The video for Delta Spirit’s “California” sees a group of teenage friends in an El Camino pick up a girl from her high school on what feels like a Friday afternoon and follows them into the night as they drink, do drugs, skateboard, see a hardcore show at some shitty local youth center (or abandoned park or whatever), get into a fight, and just be irresponsible, adventuresome teenagers. I’ve rarely seen a video that so accurately captures the vibe of a lost teenage night better than this.
And look, if you’re reading this, maybe your nights weren’t enrobed in this much overt debauchery, but who hasn’t wandered around a pet store with your friends because no one can think of another way of killing 35 minutes? Who hasn’t made out with someone on a tailgate when you’re pressed right up next to one of your friends? Who hasn’t gotten roped into watching your friends miss skate tricks over and over again in some shitty park? Being a teenager on a night like this, although you don’t consciously realize it at the time, feels somehow simultaneously like you’re the invincible king of the world (you are), and like you’re an absolute fraud and have no idea what in the hell you’re actually doing (you don’t).
Now that I’m an adult I recognize in my bones something that Chuck Klosterman wrote in Raised in Captivity. “The only way to enjoy the present is to pretend it’s the past. Emotions must live in the future.” It’s another way of saying you almost have to be nostalgic for the good things happening to you right now. Good times, happy memories, and the experiences that shape you into who you become all live within us for as long as we let them. And if we can project ourselves into the future thinking back on the great things we’re experiencing right now, we create a stronger anchor for a happy refuge we can visit anytime we like.

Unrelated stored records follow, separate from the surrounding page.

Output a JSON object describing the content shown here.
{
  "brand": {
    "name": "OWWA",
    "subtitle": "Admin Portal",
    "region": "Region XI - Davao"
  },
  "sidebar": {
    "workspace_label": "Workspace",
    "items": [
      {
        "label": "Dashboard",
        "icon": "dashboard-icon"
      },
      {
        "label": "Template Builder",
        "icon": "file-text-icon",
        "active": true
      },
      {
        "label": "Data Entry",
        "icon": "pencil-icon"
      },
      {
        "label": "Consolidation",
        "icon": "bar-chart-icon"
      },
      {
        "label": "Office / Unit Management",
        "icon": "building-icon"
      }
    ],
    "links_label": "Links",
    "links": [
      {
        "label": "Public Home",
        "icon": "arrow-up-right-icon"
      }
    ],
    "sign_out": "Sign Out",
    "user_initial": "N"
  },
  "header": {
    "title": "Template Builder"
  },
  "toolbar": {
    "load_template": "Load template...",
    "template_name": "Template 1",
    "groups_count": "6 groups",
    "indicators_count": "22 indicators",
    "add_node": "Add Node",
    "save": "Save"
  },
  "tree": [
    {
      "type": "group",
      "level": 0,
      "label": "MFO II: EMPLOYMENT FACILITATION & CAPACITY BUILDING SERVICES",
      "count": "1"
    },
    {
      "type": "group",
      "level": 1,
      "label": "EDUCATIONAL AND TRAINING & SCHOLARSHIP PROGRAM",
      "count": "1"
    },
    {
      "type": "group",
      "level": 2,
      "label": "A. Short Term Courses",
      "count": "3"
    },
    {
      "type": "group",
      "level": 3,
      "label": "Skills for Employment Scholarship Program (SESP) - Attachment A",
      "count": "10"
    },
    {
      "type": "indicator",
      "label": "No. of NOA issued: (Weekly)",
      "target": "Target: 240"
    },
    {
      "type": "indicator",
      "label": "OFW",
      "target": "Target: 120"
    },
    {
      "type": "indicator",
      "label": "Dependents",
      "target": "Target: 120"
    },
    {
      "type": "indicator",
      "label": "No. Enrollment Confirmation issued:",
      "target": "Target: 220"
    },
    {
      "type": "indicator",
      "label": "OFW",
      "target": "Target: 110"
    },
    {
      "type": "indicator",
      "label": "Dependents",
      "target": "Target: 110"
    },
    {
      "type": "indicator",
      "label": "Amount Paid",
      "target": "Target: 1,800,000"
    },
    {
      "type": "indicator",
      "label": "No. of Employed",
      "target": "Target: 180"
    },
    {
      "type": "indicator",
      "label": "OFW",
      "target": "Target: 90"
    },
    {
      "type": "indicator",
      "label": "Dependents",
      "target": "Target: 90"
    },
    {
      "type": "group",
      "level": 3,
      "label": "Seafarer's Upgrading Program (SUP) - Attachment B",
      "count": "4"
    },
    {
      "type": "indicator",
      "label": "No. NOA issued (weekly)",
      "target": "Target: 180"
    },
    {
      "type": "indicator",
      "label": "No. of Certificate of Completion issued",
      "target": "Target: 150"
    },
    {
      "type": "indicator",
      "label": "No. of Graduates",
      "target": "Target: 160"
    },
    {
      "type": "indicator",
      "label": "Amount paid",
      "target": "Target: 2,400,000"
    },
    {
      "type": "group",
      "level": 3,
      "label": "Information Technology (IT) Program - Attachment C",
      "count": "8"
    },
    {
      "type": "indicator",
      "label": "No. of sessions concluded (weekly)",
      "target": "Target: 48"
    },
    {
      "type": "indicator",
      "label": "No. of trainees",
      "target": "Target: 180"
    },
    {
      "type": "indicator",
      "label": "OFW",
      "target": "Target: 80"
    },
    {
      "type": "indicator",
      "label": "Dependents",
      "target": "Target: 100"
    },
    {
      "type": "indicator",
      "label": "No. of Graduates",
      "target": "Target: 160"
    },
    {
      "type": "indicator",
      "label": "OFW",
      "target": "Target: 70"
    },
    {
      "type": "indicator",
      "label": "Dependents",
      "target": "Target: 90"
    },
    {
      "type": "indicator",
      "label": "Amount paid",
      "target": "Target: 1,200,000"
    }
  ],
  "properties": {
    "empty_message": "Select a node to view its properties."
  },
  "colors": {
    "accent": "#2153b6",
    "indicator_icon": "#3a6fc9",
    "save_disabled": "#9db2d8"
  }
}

“California” by Delta Spirit supercharges this feeling because it captures so evocatively the rhythms of both teenage vice and teenage ennui without casting judgment upon them. The song itself feels like instant nostalgia written in the second person with its aspirational message to an unnamed recipient and its wistful “oooh-oooh-oooh-oooh-oooh” mantra that undergirds the entire song.
That’s why my heart swelled when I sat on that balcony in Kihei and heard the familiar sounds of a loud ass hardcore band just tearing it up for the frustrated local youth. How do I know they’re frustrated? They’re kids at a hardcore show. Everyone at a hardcore show is dealing with something. It’s easy to wonder how anyone could feel frustrated in a place as beautiful as Maui, but that’s adult perspective talking. No matter where you grow up, the familiarity of any place breeds resentment, and that resentment needs a release. This is probably why punk will never die.
It bears mention that Vol. 15 was the first MVT list I did not curate myself. Jason did the honors, and this video was placed 18th, right near the middle. For the first time I got to experience MVT without knowing any of the videos except for my own, a feeling that only deepened my love for this goofy shit we do on the reg. When it came on Jason said, “Jeff sent this to me and I can’t stop fucking watching it. So good.”
Jeff is really, really good at that. Without fail there’s always one video among his selections that demands your attention, and demands your attention for a long time thereafter.
My body was in Hawaii, and my heart was beating to the rhythm of “California.” Geography says Hawaii and California are different places. But for that night, that trip, and that vibe, Kihei and “California” were one and the same.